MILK so old the sell-by-date is written in Latin, chiko rolls so bright yellow they look like they’re from Chernobyl, and sandwiches as limp as a federal election debate.
Ah, the humble lunch bar.
Well, I’m probably doing them a huge disservice, but they are a bit like your larrikin best mate who comes over, drinks too much and leaves a loving trail of destruction behind.
Fremantle photographer Brett Leigh Dicks pays homage to the glorious Aussie institution with an exhibition of 40 photographs of lunch bars scattered across Greater Perth.
Having recently spent two decades living in California, he says the exhibition was inspired by the down-to-earth parallels between southern california’s hole-in-the-wall taquerias – serving mexican street food – and western lunch bars.
“I was surprised by how many there are locally – there’s a concentration in O’Connor and another outcrop in Spearwood and Bibra Lake,” Leigh Dicks says.
“One of my favourites is the Wattleup Lunch Bar on Rockingham Road. It’s a gorgeous example of a traditional Western Australian lunch bar.
“It’s in a strange location with not a lot surrounding it, there’s a faded sign proudly proclaiming the place has been there since 1964, and it was always full of customers. There’s not much around it, but it wasn’t hurting for patronage.”
Originally from California, Leigh Dicks says he didn’t know anything about the Aussie lunch bar until his wife from Fremantle mentioned her parents used to own The Nordic Lunch Bar on Barrington Road in Spearwood.
Now called Cheffy’s Food Bar, Leigh Dicks photographed it for the exhibition and his wife came down to have a chat with the current owners.
“That’s what I loved most about the series – getting to know some of the owners,” Leigh Dicks says.
“The Wunderbar Lunch Bar in Bayswater is a small industrial strip and owned by a gorgeous German couple. They open on Saturdays in summer and serve the best bratwurst I have had in Australia.

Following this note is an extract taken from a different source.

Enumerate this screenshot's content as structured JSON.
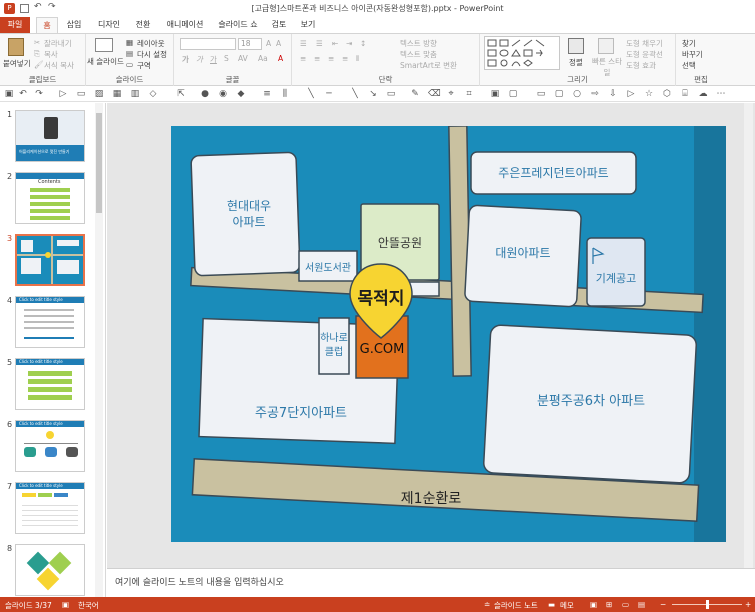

“And then there is the Bibra Lake Lunch Bar that specialises in Vietnamese Street Food. The food at that place is amazing yet so reasonably priced. There is a true passion behind some of these lunch bars. They have certainly moved beyond meat pies and crumbed sausages.”

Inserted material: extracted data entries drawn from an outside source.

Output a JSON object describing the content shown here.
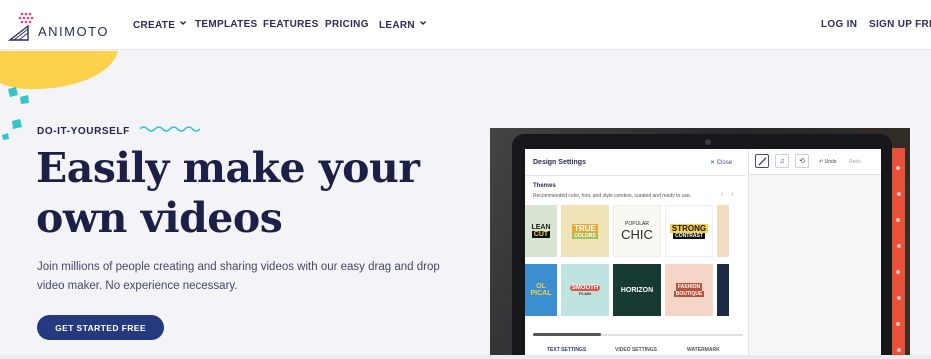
{
  "brand": {
    "name": "ANIMOTO"
  },
  "nav": {
    "items": [
      {
        "label": "CREATE",
        "has_dropdown": true
      },
      {
        "label": "TEMPLATES",
        "has_dropdown": false
      },
      {
        "label": "FEATURES",
        "has_dropdown": false
      },
      {
        "label": "PRICING",
        "has_dropdown": false
      },
      {
        "label": "LEARN",
        "has_dropdown": true
      }
    ],
    "login": "LOG IN",
    "signup": "SIGN UP FREE"
  },
  "hero": {
    "eyebrow": "DO-IT-YOURSELF",
    "headline_line1": "Easily make your",
    "headline_line2": "own videos",
    "subtext_line1": "Join millions of people creating and sharing videos with our easy drag and drop",
    "subtext_line2": "video maker. No experience necessary.",
    "cta": "GET STARTED FREE"
  },
  "app_preview": {
    "panel_title": "Design Settings",
    "close_label": "Close",
    "section_title": "Themes",
    "section_desc": "Recommended color, font, and style combos, curated and ready to use.",
    "tiles_row1": [
      {
        "line1": "LEAN",
        "line2": "CUT"
      },
      {
        "line1": "TRUE",
        "line2": "COLORS"
      },
      {
        "line1": "POPULAR",
        "line2": "CHIC"
      },
      {
        "line1": "STRONG",
        "line2": "CONTRAST"
      }
    ],
    "tiles_row2": [
      {
        "line1": "OL",
        "line2": "PICAL"
      },
      {
        "line1": "SMOOTH",
        "line2": "PLAIN"
      },
      {
        "line1": "HORIZON",
        "line2": ""
      },
      {
        "line1": "FASHION",
        "line2": "BOUTIQUE"
      }
    ],
    "bottom_tabs": [
      "TEXT SETTINGS",
      "VIDEO SETTINGS",
      "WATERMARK"
    ],
    "undo_label": "Undo",
    "redo_label": "Redo"
  },
  "colors": {
    "cta": "#253a7e",
    "headline": "#1c2046",
    "accent_yellow": "#fbd24a",
    "accent_teal": "#35c4c9",
    "accent_pink": "#e0427a",
    "stripe": "#e8503a"
  }
}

Leigh Dicks collection of stark photos – boxy buildings pressed against the piercing blue sky – show the lunch bar in all its uncouth glory.
“There was a photography movement that arose in the 1970s called New Topographics and those photographers have been a huge influence on me,” he says.
“They turned their cameras on the everyday and the mundane, in the attempt to reveal the poetry of it. And they did. That’s what I try to do in a contemporary setting. That approach allowed the character of each lunch bar to come shining through, unveiling a collection of dystopian eateries buried within the industrial parks of Perth, all brimming with character, flavour and flair. I even sampled some of their wares!”
The Lunch Bars exhibition is at Ellenbrook Arts in Ellenbrook from June 3 – 30 (Plans are afoot to hold it closer to Freo next year).